Empresas y finanzas

Australia's Labor to scrape back into power

By James Grubel

CANBERRA (Reuters) - Australian Prime Minister Julia Gillard's Labor government will narrowly win Saturday's election, a Reuters Poll Trend showed on Wednesday, paving the way for a controversial mining tax and a possible carbon trading scheme.

Australia's small Greens party, on course to gain the balance of power in the Senate upper house, said it would seek to toughen the mining tax if Labor wins.

The proposed 30 percent tax on iron ore and coal, forecast to raise A$10.5 billion (6.1 billion pounds) over two years starting 2012, has been signed off by mining giants BHP Billiton, Rio Tinto and Xstrata, but is opposed by much of the rest of Australia's key mining sector.

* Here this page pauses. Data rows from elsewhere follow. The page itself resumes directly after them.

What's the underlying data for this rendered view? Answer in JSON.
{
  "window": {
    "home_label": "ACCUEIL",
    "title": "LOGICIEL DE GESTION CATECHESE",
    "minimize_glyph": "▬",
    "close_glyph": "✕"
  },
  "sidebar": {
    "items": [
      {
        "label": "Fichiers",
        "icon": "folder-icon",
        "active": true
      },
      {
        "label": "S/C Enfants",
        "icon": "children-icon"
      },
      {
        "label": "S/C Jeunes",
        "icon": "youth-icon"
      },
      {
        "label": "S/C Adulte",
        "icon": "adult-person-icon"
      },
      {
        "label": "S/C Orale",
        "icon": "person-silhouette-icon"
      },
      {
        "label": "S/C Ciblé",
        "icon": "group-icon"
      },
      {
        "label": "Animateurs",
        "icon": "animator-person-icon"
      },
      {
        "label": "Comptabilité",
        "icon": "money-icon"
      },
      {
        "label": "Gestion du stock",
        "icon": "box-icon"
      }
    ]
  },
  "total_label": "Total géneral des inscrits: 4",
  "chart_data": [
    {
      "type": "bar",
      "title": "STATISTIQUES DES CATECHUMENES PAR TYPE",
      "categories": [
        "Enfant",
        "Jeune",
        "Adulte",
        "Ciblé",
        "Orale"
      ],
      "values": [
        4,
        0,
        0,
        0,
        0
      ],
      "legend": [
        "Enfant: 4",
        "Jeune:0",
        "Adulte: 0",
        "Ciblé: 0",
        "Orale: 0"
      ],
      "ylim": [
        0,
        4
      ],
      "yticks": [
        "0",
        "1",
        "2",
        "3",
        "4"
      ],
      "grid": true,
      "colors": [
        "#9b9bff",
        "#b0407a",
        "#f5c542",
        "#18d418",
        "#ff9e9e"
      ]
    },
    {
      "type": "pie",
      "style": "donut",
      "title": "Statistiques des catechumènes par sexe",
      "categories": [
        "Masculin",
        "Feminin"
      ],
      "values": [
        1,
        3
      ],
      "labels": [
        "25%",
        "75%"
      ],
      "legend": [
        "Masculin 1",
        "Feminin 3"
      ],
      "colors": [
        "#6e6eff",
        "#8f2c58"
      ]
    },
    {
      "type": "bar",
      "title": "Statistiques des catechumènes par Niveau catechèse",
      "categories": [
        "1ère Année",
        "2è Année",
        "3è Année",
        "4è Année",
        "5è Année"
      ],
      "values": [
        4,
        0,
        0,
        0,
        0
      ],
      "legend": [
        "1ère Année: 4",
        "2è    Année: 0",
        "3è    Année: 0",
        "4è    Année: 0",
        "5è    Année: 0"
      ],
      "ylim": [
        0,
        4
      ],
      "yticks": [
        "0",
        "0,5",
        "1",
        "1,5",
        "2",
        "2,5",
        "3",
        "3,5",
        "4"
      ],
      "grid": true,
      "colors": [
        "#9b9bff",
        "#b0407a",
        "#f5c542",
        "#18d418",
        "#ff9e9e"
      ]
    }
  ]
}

The Greens' stance could force the government to negotiate some changes. The Greens want to raise an extra A$2 billion a year, but party leader Bob Brown said they would not block the tax if it did not secure its changes.

"All I can do is say we will negotiate strongly, inject better ideas into the mining tax proposals Labor has, and I think we will get a dividend," Brown told the National Press Club.

"Given that option, you don't have to be Einstein to know that the Greens will be going with the Labor Party alternative."

A Labor victory would also see a possible carbon trading scheme to combat climate change from 2012 and ensure construction of a $38 billion fibre-optic national broadband network.

The Liberal-National opposition opposes all three policies.

CLOSE ELECTION

With two days of campaigning left and economic management a key issue, the opposition on Wednesday promised a budget surplus of A$6.2 billion by 2012-13, almost double the government's forecast surplus of A$3.5 billion.

Australians are historically wary of government borrowing due to high levels of personal debt and home ownership, so the opposition also promised to cut the country's A$90 billion ($81.5 billion) debt by a third within four years.

"The coalition has the courage and commitment to draw a line in the sand and stop Labor's reckless spending and waste," opposition treasury spokesman Joe Hockey said.

The latest Reuters Poll Trend shows Labor has a 3 point lead, which could see Gillard win a four-seat majority in the 150-seat parliament. Labor had a 16-seat majority at the last election.

"I think this will be the closest election since 1961, which was a cliff-hanger. I do think this will go down to the wire," Chris Bowen, Labor's campaign spokesman, said on Wednesday.

However, the possibility remains that the August 21 election may result in a hung parliament, where neither Labor nor the opposition wins enough seats to form government.

In that case the support of three independents will decide which party forms the next government.

Australia could face a fiscal crisis if voters deliver a hung parliament with two key independent politicians saying they cannot guarantee support for the next government's budget plans.

Without a clear winner, the next Australian government may have to rely on three independents to form a government, but in interviews with Reuters only one MP made a pre-election commitment to support government money bills.

A minority government represents the worst outcome for financial markets, with one analyst tipping a 2-5 percent fall in the Australian dollar in that case.

"If there is a hung parliament...it means there is a heck of a lot of uncertainty," said Guy Bruten, Australia & NZ strategist for AllianceBernstein. "That...won't help the Aussie dollar."

The Reuters Poll Trend found Gillard could lose up to 11 seats with voters angry over the mining tax, a failure by Labor to implement a carbon trading scheme and a perception of weak border protection with the arrival of illegal immigrants.

However, voters are also dissatisfied with conservative leader Tony Abbott, with Gillard commanding a 13 point lead as preferred prime minister. Many Australians do not want to vote for Labor, but shun the pugnacious Abbott as leader.

Online bookmakers said odds on a Gillard win, as well as the possibility of a hung parliament, had shortened.